Try every possible combination of choices. With n items each having two states (include/exclude), the search space is 2ⁿ. Evaluating each combination takes O(n), giving O(n × 2ⁿ). The recursion stack or subset storage uses O(n) space.
Greedy algorithms typically sort the input (O(n log n)) then make a single pass (O(n)). The sort dominates. If the input is already sorted or the greedy choice can be computed without sorting, time drops to O(n). Proving greedy correctness (exchange argument) is harder than the implementation.
Review these before coding to avoid predictable interview regressions.
Wrong move: Loop endpoints miss first/last candidate.
Usually fails on: Fails on minimal arrays and exact-boundary answers.

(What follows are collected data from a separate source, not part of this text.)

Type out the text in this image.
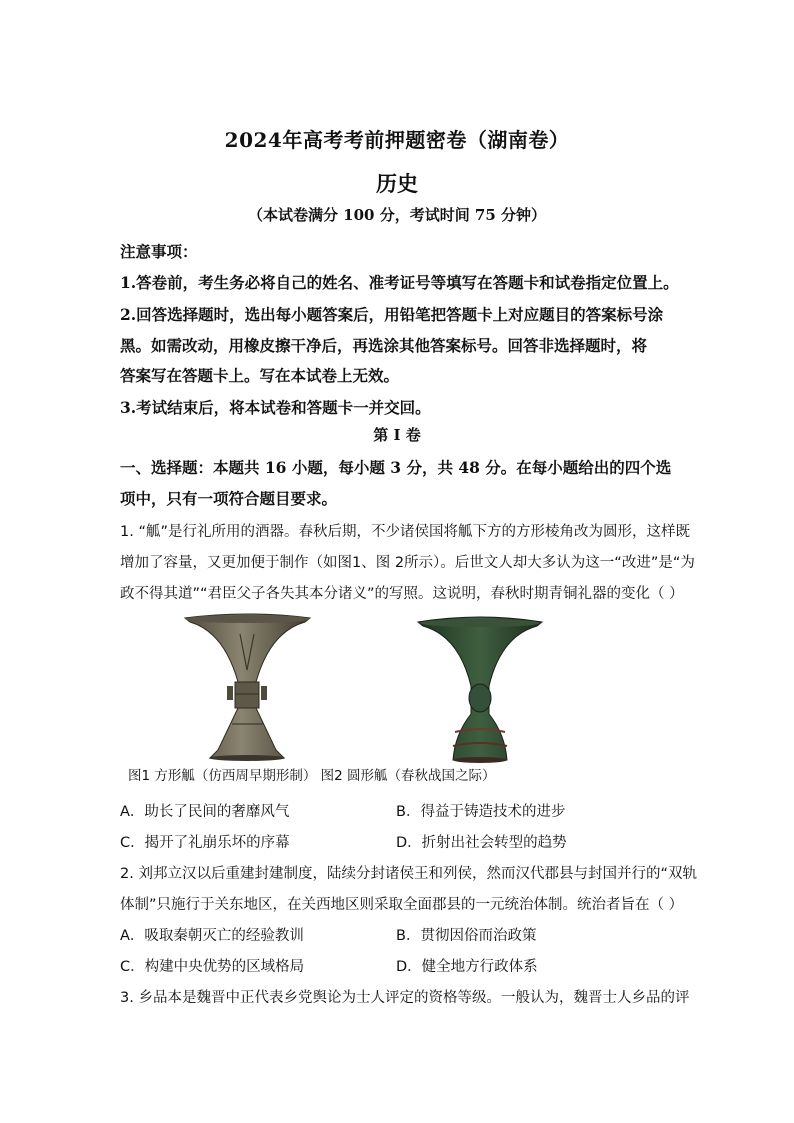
2024年高考考前押题密卷（湖南卷）
历史
（本试卷满分 100 分，考试时间 75 分钟）
注意事项：
1.答卷前，考生务必将自己的姓名、准考证号等填写在答题卡和试卷指定位置上。
2.回答选择题时，选出每小题答案后，用铅笔把答题卡上对应题目的答案标号涂
黑。如需改动，用橡皮擦干净后，再选涂其他答案标号。回答非选择题时，将
答案写在答题卡上。写在本试卷上无效。
3.考试结束后，将本试卷和答题卡一并交回。
第 I 卷
一、选择题：本题共 16 小题，每小题 3 分，共 48 分。在每小题给出的四个选
项中，只有一项符合题目要求。
1. “觚”是行礼所用的酒器。春秋后期，不少诸侯国将觚下方的方形棱角改为圆形，这样既
增加了容量，又更加便于制作（如图1、图 2所示）。后世文人却大多认为这一“改进”是“为
政不得其道”“君臣父子各失其本分诸义”的写照。这说明，春秋时期青铜礼器的变化（ ）
图1 方形觚（仿西周早期形制） 图2 圆形觚（春秋战国之际）
A．助长了民间的奢靡风气	B．得益于铸造技术的进步
C．揭开了礼崩乐坏的序幕	D．折射出社会转型的趋势
2. 刘邦立汉以后重建封建制度，陆续分封诸侯王和列侯，然而汉代郡县与封国并行的“双轨
体制”只施行于关东地区，在关西地区则采取全面郡县的一元统治体制。统治者旨在（ ）
A．吸取秦朝灭亡的经验教训	B．贯彻因俗而治政策
C．构建中央优势的区域格局	D．健全地方行政体系
3. 乡品本是魏晋中正代表乡党舆论为士人评定的资格等级。一般认为，魏晋士人乡品的评
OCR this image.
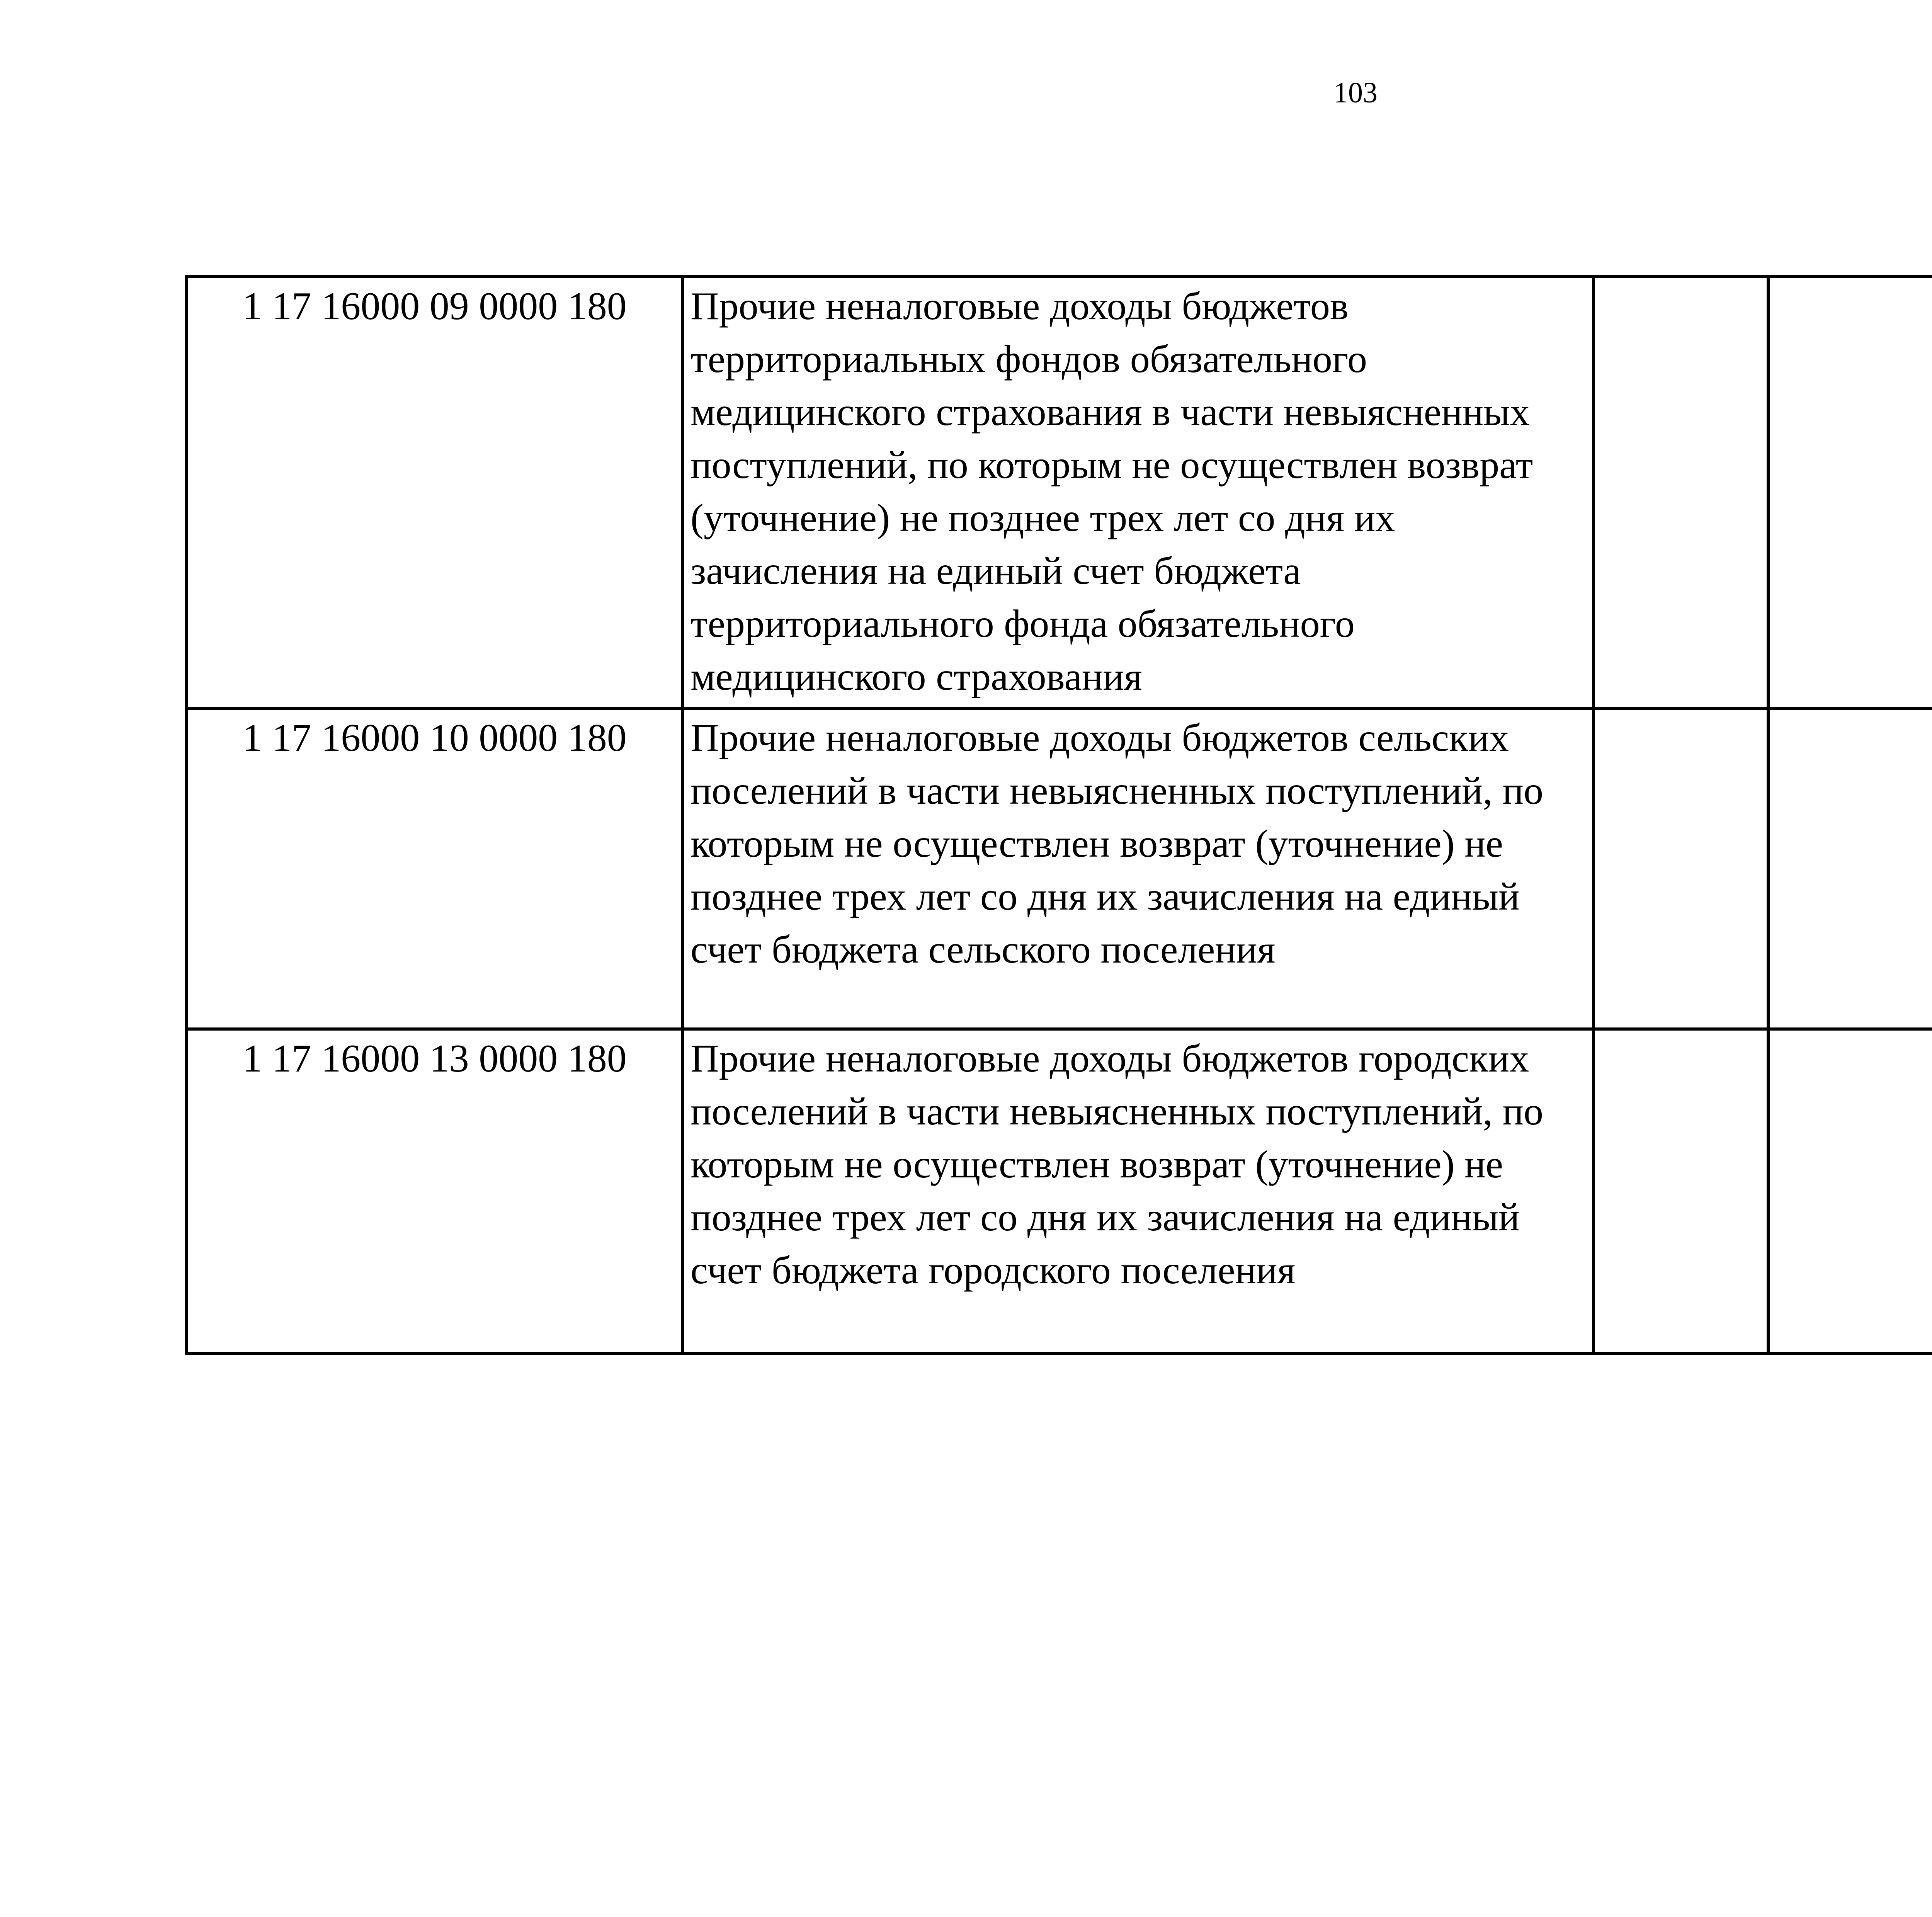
103
1 17 16000 09 0000 180	Прочие неналоговые доходы бюджетов территориальных фондов обязательного медицинского страхования в части невыясненных поступлений, по которым не осуществлен возврат (уточнение) не позднее трех лет со дня их зачисления на единый счет бюджета территориального фонда обязательного медицинского страхования					
1 17 16000 10 0000 180	Прочие неналоговые доходы бюджетов сельских поселений в части невыясненных поступлений, по которым не осуществлен возврат (уточнение) не позднее трех лет со дня их зачисления на единый счет бюджета сельского поселения					
1 17 16000 13 0000 180	Прочие неналоговые доходы бюджетов городских поселений в части невыясненных поступлений, по которым не осуществлен возврат (уточнение) не позднее трех лет со дня их зачисления на единый счет бюджета городского поселения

Fix: Re-derive loops from inclusive/exclusive ranges before coding.
Wrong move: Locally optimal choices may fail globally.
Usually fails on: Counterexamples appear on crafted input orderings.
Fix: Verify with exchange argument or monotonic objective before committing.